Over the next month Bison People Land will continue to grow. The vision includes expanding the herd, greater public access, new opportunities for people to learn and work with the bison and creating more understanding of how to regenerate the local ecosystems that have been degraded due to these large ruminant animals having been removed from the land.
We here at Helpers Mentoring Society are excited to share this adventure with you and welcome your current and future participation and support.
The Bison People Land organization is allied with many other groups who are of like mind and heart - including the InterTribal Bison Council, the Nation Bison Association, among others.

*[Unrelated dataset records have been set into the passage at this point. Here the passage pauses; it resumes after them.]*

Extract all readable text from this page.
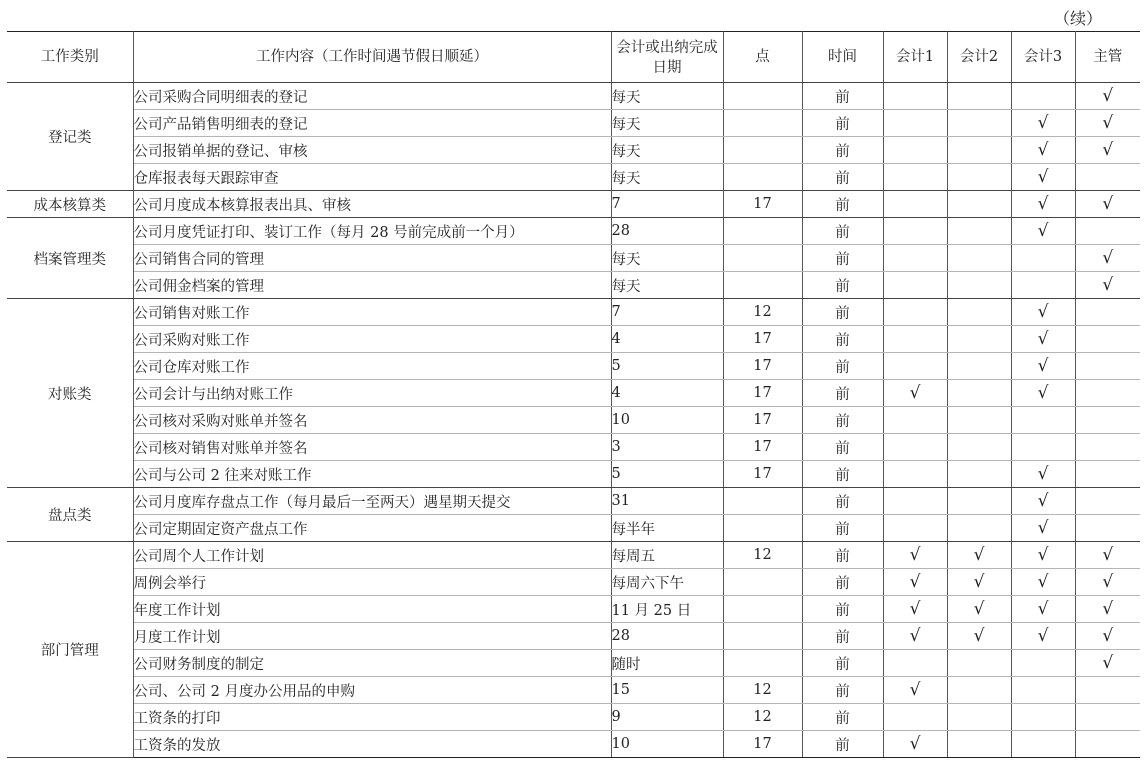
（续）
工作类别	工作内容（工作时间遇节假日顺延）	会计或出纳完成日期	点	时间	会计1	会计2	会计3	主管
登记类	公司采购合同明细表的登记	每天		前				√
	公司产品销售明细表的登记	每天		前			√	√
	公司报销单据的登记、审核	每天		前			√	√
	仓库报表每天跟踪审查	每天		前			√	
成本核算类	公司月度成本核算报表出具、审核	7	17	前			√	√
档案管理类	公司月度凭证打印、装订工作（每月 28 号前完成前一个月）	28		前			√	
	公司销售合同的管理	每天		前				√
	公司佣金档案的管理	每天		前				√
对账类	公司销售对账工作	7	12	前			√	
	公司采购对账工作	4	17	前			√	
	公司仓库对账工作	5	17	前			√	
	公司会计与出纳对账工作	4	17	前	√		√	
	公司核对采购对账单并签名	10	17	前				
	公司核对销售对账单并签名	3	17	前				
	公司与公司 2 往来对账工作	5	17	前			√	
盘点类	公司月度库存盘点工作（每月最后一至两天）遇星期天提交	31		前			√	
	公司定期固定资产盘点工作	每半年		前			√	
部门管理	公司周个人工作计划	每周五	12	前	√	√	√	√
	周例会举行	每周六下午		前	√	√	√	√
	年度工作计划	11 月 25 日		前	√	√	√	√
	月度工作计划	28		前	√	√	√	√
	公司财务制度的制定	随时		前				√
	公司、公司 2 月度办公用品的申购	15	12	前	√			
	工资条的打印	9	12	前				
	工资条的发放	10	17	前	√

To learn more about the work of restoration of the bison and ecosystems here is an excerpt from a recent article from the Washington Post by Jess McHugh.
Once nearly extinct, bison are now climate heroes
Indigenous tribes are leading the effort to bring back the bison — a victory not only for the sake of biodiversity, but for the entire ecosystem they nurture
By Jess McHugh
"The bison’s quiet munching does more than nourish their bodies — it’s one of many things they do to nurture their entire ecosystem, one that is increasingly under threat from climate change. Grazing bison shaving down acres of vegetation leave more than dung behind: Their aggressive chewing spurs growth of nutritious new plant shoots, and their natural behaviors — the microhabitats they create by rolling in the ground, the many birds that forged symbiotic relationships with them — trickle down the food chain. Once bordering on extinction, bison now serve as a great provider for their ecosystems, standing as an example of the ways in which animal conservation and ecological protection can work in tandem.